What is the rate of change of the temperature with respect to time?

Thanks in advance!
 

Evgeny.Makarov

Well-known member
MHB Math Scholar
Jan 30, 2012
2,502
Look, you need to make an attempt at the solution or at least explain your difficulty.

Express T through P(t) and V(t). Then find the derivative dT/dt of T w.r.t. time treating P and V as functions of t.
 

ayahouyee

New member
Nov 4, 2013
12
Okay, so first i have to differentiate both sides with respect to time:

P(dV/dt) + V(dP/dt) = R(n(dT/dt) + T(dn/dt))

We're told that dP/dt = -0.3 atm/min, n = 2, P = 5 atm, V = 15 L, dV/dt = 0.6 L/min:

Plugging all this in:

(5 atm)(0.6 L/min) + (15 L)(-0.3 atm/min) = (8.314 L*atm/K*mol)*(2)(dT/dt)

This is where i get stuck! we are not allowed to use calculators so i dont know how i am supposed to find my final answer :(
 

MarkFL

Administrator
Staff member
Feb 24, 2012
13,775
I would do as suggested by Evgeny.Makarov and write:

\(\displaystyle T=\frac{1}{nR}PV\)

Now, the constant:

\(\displaystyle \frac{1}{nR}\)

will have units of:

\(\displaystyle \frac{1}{\text{mol}\cdot\frac{\text{J}}{\text{mol K}}}=\frac{\text{K}}{\text{J}}=\frac{\text{temperature}}{\text{energy}}\)

The two factors:

\(\displaystyle PV\)

will have units of:

\(\displaystyle \frac{\text{force}}{\text{length}^2}\cdot\text{length}^3=\text{force}\cdot\text{length}=\text{work}=\text{energy}\)

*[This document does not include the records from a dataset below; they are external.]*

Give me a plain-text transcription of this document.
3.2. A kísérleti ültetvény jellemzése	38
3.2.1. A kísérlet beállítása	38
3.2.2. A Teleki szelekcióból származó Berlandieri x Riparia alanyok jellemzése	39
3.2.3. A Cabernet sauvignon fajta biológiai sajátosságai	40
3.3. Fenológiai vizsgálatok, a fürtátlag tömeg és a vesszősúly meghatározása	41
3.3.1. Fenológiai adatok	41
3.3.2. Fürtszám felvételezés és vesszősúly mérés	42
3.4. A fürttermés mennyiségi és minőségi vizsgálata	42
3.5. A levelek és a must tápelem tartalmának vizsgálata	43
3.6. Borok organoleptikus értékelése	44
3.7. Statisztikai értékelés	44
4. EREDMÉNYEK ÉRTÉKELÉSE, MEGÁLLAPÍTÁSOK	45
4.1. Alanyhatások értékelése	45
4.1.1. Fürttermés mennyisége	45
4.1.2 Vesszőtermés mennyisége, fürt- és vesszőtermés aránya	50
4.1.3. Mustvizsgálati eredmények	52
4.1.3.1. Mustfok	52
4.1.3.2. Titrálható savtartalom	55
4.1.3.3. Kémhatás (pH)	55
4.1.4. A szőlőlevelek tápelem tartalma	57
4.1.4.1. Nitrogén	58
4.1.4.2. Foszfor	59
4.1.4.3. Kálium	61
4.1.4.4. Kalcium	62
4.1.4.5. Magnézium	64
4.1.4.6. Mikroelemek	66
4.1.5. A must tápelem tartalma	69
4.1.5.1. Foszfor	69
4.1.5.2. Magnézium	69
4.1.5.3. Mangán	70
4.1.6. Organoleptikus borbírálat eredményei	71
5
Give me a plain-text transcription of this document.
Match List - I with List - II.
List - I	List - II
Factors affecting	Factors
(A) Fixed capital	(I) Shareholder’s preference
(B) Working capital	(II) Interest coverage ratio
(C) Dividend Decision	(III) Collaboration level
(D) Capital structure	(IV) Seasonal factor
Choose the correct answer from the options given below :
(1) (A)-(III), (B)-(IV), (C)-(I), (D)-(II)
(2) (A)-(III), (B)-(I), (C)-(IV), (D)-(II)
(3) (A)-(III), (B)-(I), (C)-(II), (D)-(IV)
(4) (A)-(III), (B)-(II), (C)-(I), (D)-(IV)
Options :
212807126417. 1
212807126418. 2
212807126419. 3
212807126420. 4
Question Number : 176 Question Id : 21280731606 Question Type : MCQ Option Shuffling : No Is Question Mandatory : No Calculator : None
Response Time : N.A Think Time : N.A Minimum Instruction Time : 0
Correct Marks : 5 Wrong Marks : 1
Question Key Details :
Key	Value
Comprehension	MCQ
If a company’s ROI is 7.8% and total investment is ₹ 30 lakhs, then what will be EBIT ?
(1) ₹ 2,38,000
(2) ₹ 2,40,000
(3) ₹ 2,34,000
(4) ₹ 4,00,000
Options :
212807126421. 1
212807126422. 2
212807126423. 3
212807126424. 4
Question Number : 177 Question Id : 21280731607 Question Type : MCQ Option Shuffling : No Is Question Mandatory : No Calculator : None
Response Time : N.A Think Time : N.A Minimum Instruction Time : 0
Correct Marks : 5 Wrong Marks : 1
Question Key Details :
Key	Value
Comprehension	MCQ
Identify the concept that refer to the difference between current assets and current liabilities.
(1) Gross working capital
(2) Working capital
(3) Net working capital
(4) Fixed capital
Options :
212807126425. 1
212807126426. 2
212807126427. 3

Thus, the equation is dimensionally consistent. The constant factor is:

\(\displaystyle \frac{1}{2\cdot8.314}=\frac{1}{16.628}=\frac{1000}{16628}=\frac{250}{4157}\)

So, we may now write:

\(\displaystyle T=\frac{250}{4157}PV\)

Now try differentiating with respect to time $t$.
 

ayahouyee

New member
Nov 4, 2013
12
DT/dt = 250/4157P(DP/dt) + 250/4157(DV/dt)

is that right?
 

MarkFL

Administrator
Staff member
Feb 24, 2012
13,775
DT/dt = 250/4157P(DP/dt) + 250/4157(DV/dt)

is that right?
No, you want to apply the product rule on the right side. Recall:

\(\displaystyle \frac{d}{dx}\left(f(x)g(x) \right)=f(x)\frac{d}{dx}\left(g(x) \right)+\frac{d}{dx}\left(f(x) \right)g(x)\)